Foi nessas condições que fotografou “os pescadores que receberam um apoio do Governo para comprar barcos novos, mas não podiam pescar porque as águas estavam cheias de radiação”, ou “o taxista que, como só tinha uma mão cheia de clientes por semana”, recebia um apoio estatal para ali se manter. Assim descobriu as histórias dos “traumas escondidos de quem vive num ambiente alterado”, devido a um acidente que talvez pudesse ter sido evitado. Em Maio de 2011, uma comissão de peritos que o Governo japonês criou para avaliar os modos de resposta ao acidente nuclear apontou para “atrasos nos trabalhos anti-sísmicos” dentro da central de Fukushima Daiichi, referindo que, apesar de desencadeado por causas naturais, o desastre “deveria e poderia ter sido previsto e prevenido”.
O interesse de Giles Price pelos efeitos de “crises ambientais provocadas ou agravadas pela actividade humana” não é recente. O fotógrafo serviu na Marinha e esteve no Curdistão em 1991, durante a Guerra do Golfo. Lá, foi “exposto a níveis de radiações tóxicas muito elevados”, que levaram à falência de órgãos internos e provocaram um regresso prematuro a casa, com alta médica.
Em Restricted Residence, continua a explorar territórios que, devido a intervenções externas, nunca mais poderão ter a mesma configuração. “Aquelas cidades mudaram para sempre”, reflecte, e, da mesma forma, “as pessoas não podem voltar à vida antiga que tinham”.
Porquê, então, regressar a Namie e Iitate? Giles Price acredita que “há quem sinta que não tem muitas mais opções”. Diz que o Governo japonês tem criado incentivos através da construção de novas casas, mas lembra ainda as queixas das pessoas que voltaram — “Elas contavam-me que tinham deixado de receber os subsídios de que precisavam para se realojarem depois da evacuação”, recorda o fotógrafo.
A propósito dos Jogos Olímpicos de 2020, organizados em Tóquio, os líderes do Japão estão a tentar acelerar a regeneração de Fukushima, que vai receber eventos de basebol e softball, mas há preocupações sobre a rapidez com que as zonas afectadas pelo acidente nuclear estão a ser declaradas livres de perigo.

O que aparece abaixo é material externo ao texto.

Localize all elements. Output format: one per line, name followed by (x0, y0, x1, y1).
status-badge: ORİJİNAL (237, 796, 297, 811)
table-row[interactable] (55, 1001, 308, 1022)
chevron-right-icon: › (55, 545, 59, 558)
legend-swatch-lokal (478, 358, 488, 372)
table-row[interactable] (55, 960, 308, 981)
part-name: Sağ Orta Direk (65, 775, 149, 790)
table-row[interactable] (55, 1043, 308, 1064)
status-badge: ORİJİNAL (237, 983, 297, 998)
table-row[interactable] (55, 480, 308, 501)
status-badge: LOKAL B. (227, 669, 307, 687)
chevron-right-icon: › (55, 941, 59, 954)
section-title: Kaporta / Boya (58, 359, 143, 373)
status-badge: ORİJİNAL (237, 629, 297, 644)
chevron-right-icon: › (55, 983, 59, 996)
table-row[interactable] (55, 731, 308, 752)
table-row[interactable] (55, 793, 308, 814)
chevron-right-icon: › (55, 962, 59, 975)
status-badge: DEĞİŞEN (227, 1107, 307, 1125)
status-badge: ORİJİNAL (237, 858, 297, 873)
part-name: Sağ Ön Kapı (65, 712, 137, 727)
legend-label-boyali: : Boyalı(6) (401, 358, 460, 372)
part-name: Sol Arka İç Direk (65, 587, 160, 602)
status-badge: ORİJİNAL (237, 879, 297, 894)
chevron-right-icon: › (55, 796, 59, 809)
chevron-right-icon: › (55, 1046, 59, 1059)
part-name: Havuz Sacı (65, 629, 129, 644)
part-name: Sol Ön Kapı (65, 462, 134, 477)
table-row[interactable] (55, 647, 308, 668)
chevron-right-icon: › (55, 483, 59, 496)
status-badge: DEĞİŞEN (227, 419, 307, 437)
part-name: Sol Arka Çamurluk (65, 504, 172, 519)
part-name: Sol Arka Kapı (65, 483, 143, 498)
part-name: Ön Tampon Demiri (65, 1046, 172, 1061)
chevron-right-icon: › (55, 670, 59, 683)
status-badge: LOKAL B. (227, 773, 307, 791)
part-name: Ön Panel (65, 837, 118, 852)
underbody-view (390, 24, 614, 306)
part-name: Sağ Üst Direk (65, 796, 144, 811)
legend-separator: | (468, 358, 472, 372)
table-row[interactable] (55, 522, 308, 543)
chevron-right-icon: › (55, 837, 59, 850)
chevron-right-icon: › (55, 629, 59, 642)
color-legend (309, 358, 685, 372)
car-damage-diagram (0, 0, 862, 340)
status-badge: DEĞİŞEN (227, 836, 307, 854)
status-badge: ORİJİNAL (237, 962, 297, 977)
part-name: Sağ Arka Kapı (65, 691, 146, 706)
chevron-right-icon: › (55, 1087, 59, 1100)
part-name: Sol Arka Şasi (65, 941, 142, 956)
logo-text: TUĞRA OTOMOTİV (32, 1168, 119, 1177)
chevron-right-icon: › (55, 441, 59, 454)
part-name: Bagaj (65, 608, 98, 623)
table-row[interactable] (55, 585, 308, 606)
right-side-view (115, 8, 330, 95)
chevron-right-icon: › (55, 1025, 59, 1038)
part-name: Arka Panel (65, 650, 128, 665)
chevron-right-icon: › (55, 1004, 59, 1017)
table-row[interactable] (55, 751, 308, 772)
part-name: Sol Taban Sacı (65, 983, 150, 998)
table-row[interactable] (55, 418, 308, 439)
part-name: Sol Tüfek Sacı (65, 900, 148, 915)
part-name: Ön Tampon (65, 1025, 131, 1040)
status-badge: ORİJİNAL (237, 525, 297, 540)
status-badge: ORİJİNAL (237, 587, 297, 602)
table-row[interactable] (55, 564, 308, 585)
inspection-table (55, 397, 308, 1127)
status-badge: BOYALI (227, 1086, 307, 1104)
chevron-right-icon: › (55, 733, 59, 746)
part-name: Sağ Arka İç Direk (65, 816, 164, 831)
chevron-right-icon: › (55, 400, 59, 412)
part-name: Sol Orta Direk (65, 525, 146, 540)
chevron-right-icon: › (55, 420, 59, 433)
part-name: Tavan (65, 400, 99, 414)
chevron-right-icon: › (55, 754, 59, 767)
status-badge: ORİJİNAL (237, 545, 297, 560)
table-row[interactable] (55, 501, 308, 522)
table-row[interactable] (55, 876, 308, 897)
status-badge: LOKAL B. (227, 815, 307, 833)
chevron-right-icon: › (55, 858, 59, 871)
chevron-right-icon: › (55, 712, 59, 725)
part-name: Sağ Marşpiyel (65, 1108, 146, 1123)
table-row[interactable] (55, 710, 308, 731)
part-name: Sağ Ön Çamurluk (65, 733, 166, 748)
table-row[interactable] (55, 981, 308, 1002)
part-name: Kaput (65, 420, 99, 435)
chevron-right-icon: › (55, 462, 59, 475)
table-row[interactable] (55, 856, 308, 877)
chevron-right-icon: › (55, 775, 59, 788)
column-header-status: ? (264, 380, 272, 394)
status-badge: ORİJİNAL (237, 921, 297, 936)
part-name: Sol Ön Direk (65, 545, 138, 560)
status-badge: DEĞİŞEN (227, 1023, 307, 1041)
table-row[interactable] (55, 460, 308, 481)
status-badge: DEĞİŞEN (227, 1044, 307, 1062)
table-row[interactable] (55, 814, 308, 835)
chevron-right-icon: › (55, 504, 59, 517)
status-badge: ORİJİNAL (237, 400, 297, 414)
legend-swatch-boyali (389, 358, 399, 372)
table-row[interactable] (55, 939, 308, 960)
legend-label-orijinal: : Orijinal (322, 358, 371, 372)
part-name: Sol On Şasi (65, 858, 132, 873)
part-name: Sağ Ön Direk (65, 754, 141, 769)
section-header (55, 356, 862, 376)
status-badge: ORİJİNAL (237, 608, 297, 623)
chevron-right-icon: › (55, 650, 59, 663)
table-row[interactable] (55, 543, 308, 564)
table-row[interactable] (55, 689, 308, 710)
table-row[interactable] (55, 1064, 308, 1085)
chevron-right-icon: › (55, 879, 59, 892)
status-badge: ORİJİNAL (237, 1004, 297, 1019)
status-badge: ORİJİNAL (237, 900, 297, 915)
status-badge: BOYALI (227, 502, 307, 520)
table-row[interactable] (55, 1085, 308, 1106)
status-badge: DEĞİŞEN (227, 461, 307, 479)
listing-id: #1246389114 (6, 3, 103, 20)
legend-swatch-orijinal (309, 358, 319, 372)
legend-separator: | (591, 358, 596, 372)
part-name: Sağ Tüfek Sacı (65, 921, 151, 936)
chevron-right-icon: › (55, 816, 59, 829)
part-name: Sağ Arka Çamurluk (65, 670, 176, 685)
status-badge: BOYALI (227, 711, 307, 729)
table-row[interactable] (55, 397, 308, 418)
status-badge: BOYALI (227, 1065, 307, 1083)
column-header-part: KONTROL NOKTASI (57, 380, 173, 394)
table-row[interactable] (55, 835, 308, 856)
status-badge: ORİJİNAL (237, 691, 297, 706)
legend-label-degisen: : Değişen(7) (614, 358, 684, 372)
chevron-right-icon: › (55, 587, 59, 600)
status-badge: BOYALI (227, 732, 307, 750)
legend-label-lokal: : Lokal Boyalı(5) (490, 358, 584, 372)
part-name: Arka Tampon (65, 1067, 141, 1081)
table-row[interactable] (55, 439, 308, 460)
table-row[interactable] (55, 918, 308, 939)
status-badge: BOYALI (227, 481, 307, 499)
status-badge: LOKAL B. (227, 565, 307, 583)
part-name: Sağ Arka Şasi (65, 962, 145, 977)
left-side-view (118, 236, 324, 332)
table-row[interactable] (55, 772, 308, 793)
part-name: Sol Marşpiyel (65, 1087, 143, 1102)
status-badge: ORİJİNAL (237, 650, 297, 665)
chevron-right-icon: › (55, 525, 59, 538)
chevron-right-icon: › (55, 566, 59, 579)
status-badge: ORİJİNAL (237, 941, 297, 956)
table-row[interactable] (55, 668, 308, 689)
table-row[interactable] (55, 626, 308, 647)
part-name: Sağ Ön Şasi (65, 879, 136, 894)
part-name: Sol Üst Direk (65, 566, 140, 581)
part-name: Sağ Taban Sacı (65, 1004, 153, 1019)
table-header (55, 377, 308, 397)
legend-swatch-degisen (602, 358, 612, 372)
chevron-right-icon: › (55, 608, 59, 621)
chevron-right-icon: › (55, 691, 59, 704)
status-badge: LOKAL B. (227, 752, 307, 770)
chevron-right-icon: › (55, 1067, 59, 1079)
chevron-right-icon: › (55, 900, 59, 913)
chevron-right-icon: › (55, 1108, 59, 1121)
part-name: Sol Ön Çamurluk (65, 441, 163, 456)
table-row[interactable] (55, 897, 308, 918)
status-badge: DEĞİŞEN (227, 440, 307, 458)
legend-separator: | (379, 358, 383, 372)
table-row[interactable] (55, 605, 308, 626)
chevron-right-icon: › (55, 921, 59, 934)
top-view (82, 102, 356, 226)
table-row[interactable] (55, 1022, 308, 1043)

Em Dezembro de 2019, a organização ambiental Greenpeace alegou que ainda podem ser encontrados pontos de elevada radiação no complexo desportivo da província onde a cerimónia inaugural dos Jogos Olímpicos decorrerá.
“Têm sido reveladas muitas informações contraditórias sobre as implicações a longo prazo para o bem-estar de quem voltou a viver nas cidades-fantasma”, salienta Giles Price. “A Organização Mundial de Saúde considera que haverá mais problemas relacionados com saúde mental do que física” e os mais novos estão “particularmente reticentes quanto ao regresso”, porque não querem “expor os filhos a esse tipo de ameaça”.
A população de Namie e Iitate divide-se entre a incerteza e a sensação de que não há grandes alternativas a não ser regressar ao sítio que já foi casa. Restricted Residence é, aos olhos do autor, um retrato de sacrifício e desespero, mas também de “resiliência humana”.